L’article continuait par un appel à une réévaluation de la SDF qui avait jusque-là été méprisée par les historiens de gauche. La SDF, avançait Hobsbawm, avait démontré sa longévité, avait un caractère prolétarien et de nombreux travailleurs de gauche en avaient été membres. Elle était caractérisée non par le sectarisme mais par une bien compréhensible intransigeance (même si, en bon bolchévik, Hobsbawm remarquait que la SDF était « largement incapable d’envisager […] les problèmes de la révolte ou de la saisie du pouvoir »). La reconnaissance habilitée des réalisations de la SDF par Hobsbawm est également applicable à la place historique du Parti socialiste de Grande-Bretagne dans la vie politique de la classe ouvrière britannique. Mais une chose le met hors-jeu pour toute inclusion dans les archives du socialisme en Grande-Bretagne pour les historiens de gauche : il ne s’est pas joint à la formation du CPGB en 1920, mais s’y est opposé. Pour Hobsbawm, la SDF avait du crédit en tant qu’elle faisait partie des antécédents politiques britanniques à l’origine du CPGB. Le Parti socialiste de Grande-Bretagne a défendu le socialisme tel que l’entendait Marx – contre le marché et contre l’Etat – et était de ce fait anti-bolchévik.

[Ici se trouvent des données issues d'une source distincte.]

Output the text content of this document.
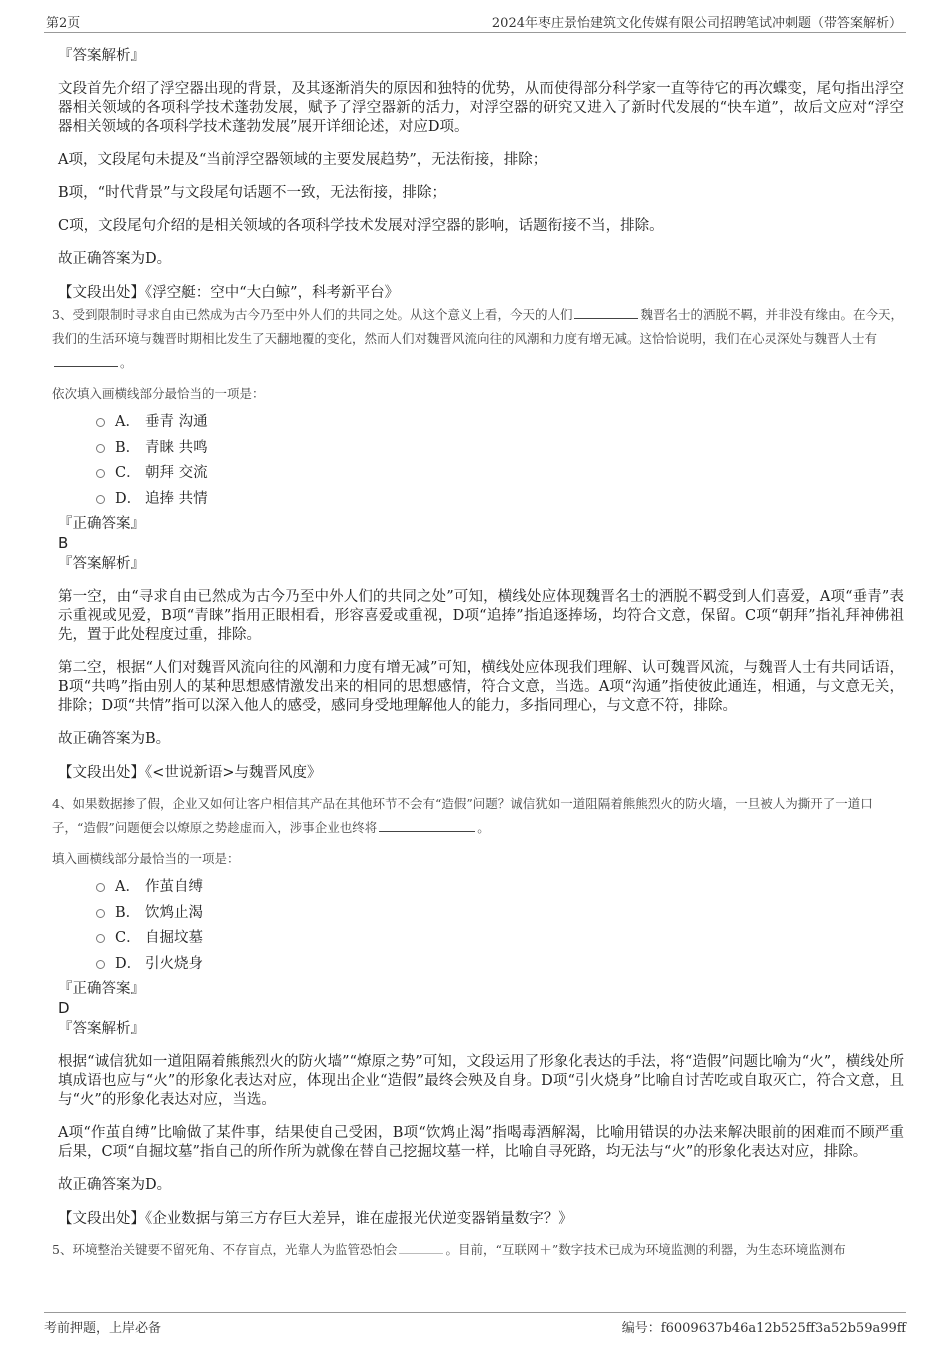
第2页	2024年枣庄景怡建筑文化传媒有限公司招聘笔试冲刺题（带答案解析）
『答案解析』
文段首先介绍了浮空器出现的背景，及其逐渐消失的原因和独特的优势，从而使得部分科学家一直等待它的再次蝶变，尾句指出浮空器相关领域的各项科学技术蓬勃发展，赋予了浮空器新的活力，对浮空器的研究又进入了新时代发展的“快车道”，故后文应对“浮空器相关领域的各项科学技术蓬勃发展”展开详细论述，对应D项。
A项，文段尾句未提及“当前浮空器领域的主要发展趋势”，无法衔接，排除；
B项，“时代背景”与文段尾句话题不一致，无法衔接，排除；
C项，文段尾句介绍的是相关领域的各项科学技术发展对浮空器的影响，话题衔接不当，排除。
故正确答案为D。
【文段出处】《浮空艇：空中“大白鲸”，科考新平台》
3、受到限制时寻求自由已然成为古今乃至中外人们的共同之处。从这个意义上看，今天的人们	魏晋名士的洒脱不羁，并非没有缘由。在今天，我们的生活环境与魏晋时期相比发生了天翻地覆的变化，然而人们对魏晋风流向往的风潮和力度有增无减。这恰恰说明，我们在心灵深处与魏晋人士有。
依次填入画横线部分最恰当的一项是：
A． 垂青 沟通
B． 青睐 共鸣
C． 朝拜 交流
D． 追捧 共情
『正确答案』
B
『答案解析』
第一空，由“寻求自由已然成为古今乃至中外人们的共同之处”可知，横线处应体现魏晋名士的洒脱不羁受到人们喜爱，A项“垂青”表示重视或见爱，B项“青睐”指用正眼相看，形容喜爱或重视，D项“追捧”指追逐捧场，均符合文意，保留。C项“朝拜”指礼拜神佛祖先，置于此处程度过重，排除。
第二空，根据“人们对魏晋风流向往的风潮和力度有增无减”可知，横线处应体现我们理解、认可魏晋风流，与魏晋人士有共同话语，B项“共鸣”指由别人的某种思想感情激发出来的相同的思想感情，符合文意，当选。A项“沟通”指使彼此通连，相通，与文意无关，排除；D项“共情”指可以深入他人的感受，感同身受地理解他人的能力，多指同理心，与文意不符，排除。
故正确答案为B。
【文段出处】《<世说新语>与魏晋风度》
4、如果数据掺了假，企业又如何让客户相信其产品在其他环节不会有“造假”问题？诚信犹如一道阻隔着熊熊烈火的防火墙，一旦被人为撕开了一道口子，“造假”问题便会以燎原之势趁虚而入，涉事企业也终将	。
填入画横线部分最恰当的一项是：
A． 作茧自缚
B． 饮鸩止渴
C． 自掘坟墓
D． 引火烧身
『正确答案』
D
『答案解析』
根据“诚信犹如一道阻隔着熊熊烈火的防火墙”“燎原之势”可知，文段运用了形象化表达的手法，将“造假”问题比喻为“火”，横线处所填成语也应与“火”的形象化表达对应，体现出企业“造假”最终会殃及自身。D项“引火烧身”比喻自讨苦吃或自取灭亡，符合文意，且与“火”的形象化表达对应，当选。
A项“作茧自缚”比喻做了某件事，结果使自己受困，B项“饮鸩止渴”指喝毒酒解渴，比喻用错误的办法来解决眼前的困难而不顾严重后果，C项“自掘坟墓”指自己的所作所为就像在替自己挖掘坟墓一样，比喻自寻死路，均无法与“火”的形象化表达对应，排除。
故正确答案为D。
【文段出处】《企业数据与第三方存巨大差异，谁在虚报光伏逆变器销量数字？》
5、环境整治关键要不留死角、不存盲点，光靠人为监管恐怕会	。目前，“互联网＋”数字技术已成为环境监测的利器，为生态环境监测布
考前押题，上岸必备	编号：f6009637b46a12b525ff3a52b59a99ff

À cause de cela, ce parti fut ignoré ou sommairement rejeté par les historiens du communisme et du mouvement ouvrier, qui étaient généralement léninistes, trotskistes ou travaillistes.
La déception face aux réalités de l’Union soviétique a mené de nombreux contemporains d’Hobsbawm au sein du CPGB à une désillusion extrême, puis à des trajectoires du même ordre dans différentes variantes politiques de gauche. Alors que cette génération d’historiens appartient désormais elle-même au passé, le Parti socialiste de Grande-Bretagne continue la tâche qu’ils ont ignorée, celle d’essayer de faire la révolution socialiste que le Parti bolchévik de Russie n’est jamais parvenu à faire. Cette tâche implique nécessairement la compréhension et le rejet de la stratégie de la saisie insurrectionnelle du pouvoir d’Etat et de l’instauration d’un capitalisme d’Etat comme chemin vers le socialisme. Les militants du socialisme d’aujourd’hui ont toujours autant de travail à effectuer pour extirper les mots de socialisme et de communisme de leur association avec le capitalisme d’Etat et la brutalité de la stratégie politique soutenue par Hobsbawm.


Notes:
1 Parti d’extrême-gauche britannique existant depuis 1904 (voir le site internet worldsocialism.org/spgb ). Traduction de Critique Sociale, publiée avec l’accord du SPGB.
2 Interesting Times, p. 56. Traduit en français sous le titre Franc-tireur, autobiographie (publié par Ramsay en 2005, réédité par Hachette en 2007).